Konstantin von Notz von den Grünen bezeichnete den Schritt der USA als „äußerst kurzsichtig“. Er argumentierte, die Maßnahme werde die globale IT-Sicherheit untergraben und sich letztlich gegen US-amerikanische Anbieter richten.
Marc Henrichmann von der CDU äußerte Bedenken hinsichtlich der europäischen Abhängigkeit von US-gesteuerten KI-Tools. Er warnte, dass abschaltbare Systeme den Kontinent erpressbar machen könnten.
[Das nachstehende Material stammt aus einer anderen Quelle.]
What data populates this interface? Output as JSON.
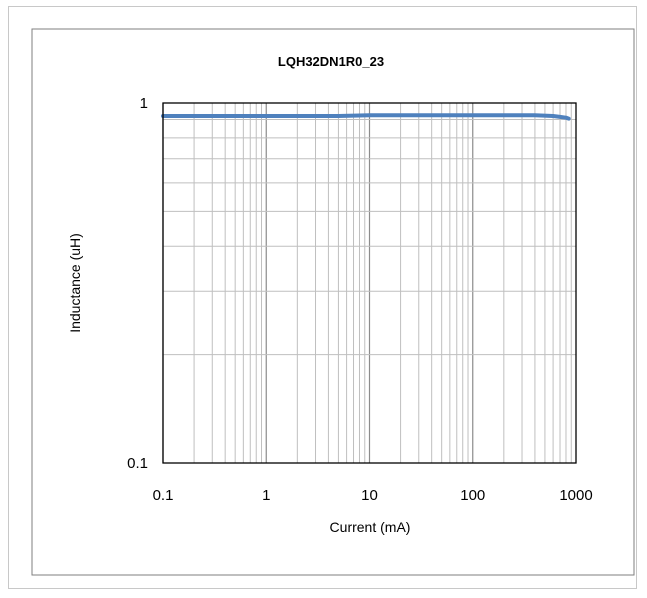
{
  "chart_data": {
    "type": "line",
    "title": "LQH32DN1R0_23",
    "xlabel": "Current (mA)",
    "ylabel": "Inductance (uH)",
    "x_scale": "log",
    "y_scale": "log",
    "xlim": [
      0.1,
      1000
    ],
    "ylim": [
      0.1,
      1
    ],
    "x_ticks": [
      "0.1",
      "1",
      "10",
      "100",
      "1000"
    ],
    "y_ticks": [
      "0.1",
      "1"
    ],
    "grid": true,
    "legend": "none",
    "series": [
      {
        "color": "#4f81bd",
        "x": [
          0.1,
          0.2,
          0.5,
          1,
          2,
          5,
          10,
          20,
          50,
          100,
          200,
          400,
          600,
          700,
          800,
          850
        ],
        "y": [
          0.92,
          0.92,
          0.92,
          0.92,
          0.92,
          0.92,
          0.925,
          0.925,
          0.925,
          0.925,
          0.925,
          0.925,
          0.92,
          0.915,
          0.91,
          0.905
        ]
      }
    ]
  }
}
Johannes Schätzl von der SPD verwies auf die strategischen Gefahren fortschrittlicher KI-Modelle. Er forderte eine stärkere Unterstützung für das Bundesamt für Sicherheit in der Informationstechnik (BSI) und Forschungseinrichtungen. Diese sollten KI-Systeme analysieren und aufkommende Bedrohungen frühzeitig erkennen.
Die Beschränkungen haben Forderungen nach größerer europäischer Eigenständigkeit in der KI-Entwicklung ausgelöst. Politiker betonen die Notwendigkeit robuster Sicherheitsrahmen. Gleichzeitig fürchten sie wirtschaftliche und technologische Nachteile für US-Unternehmen.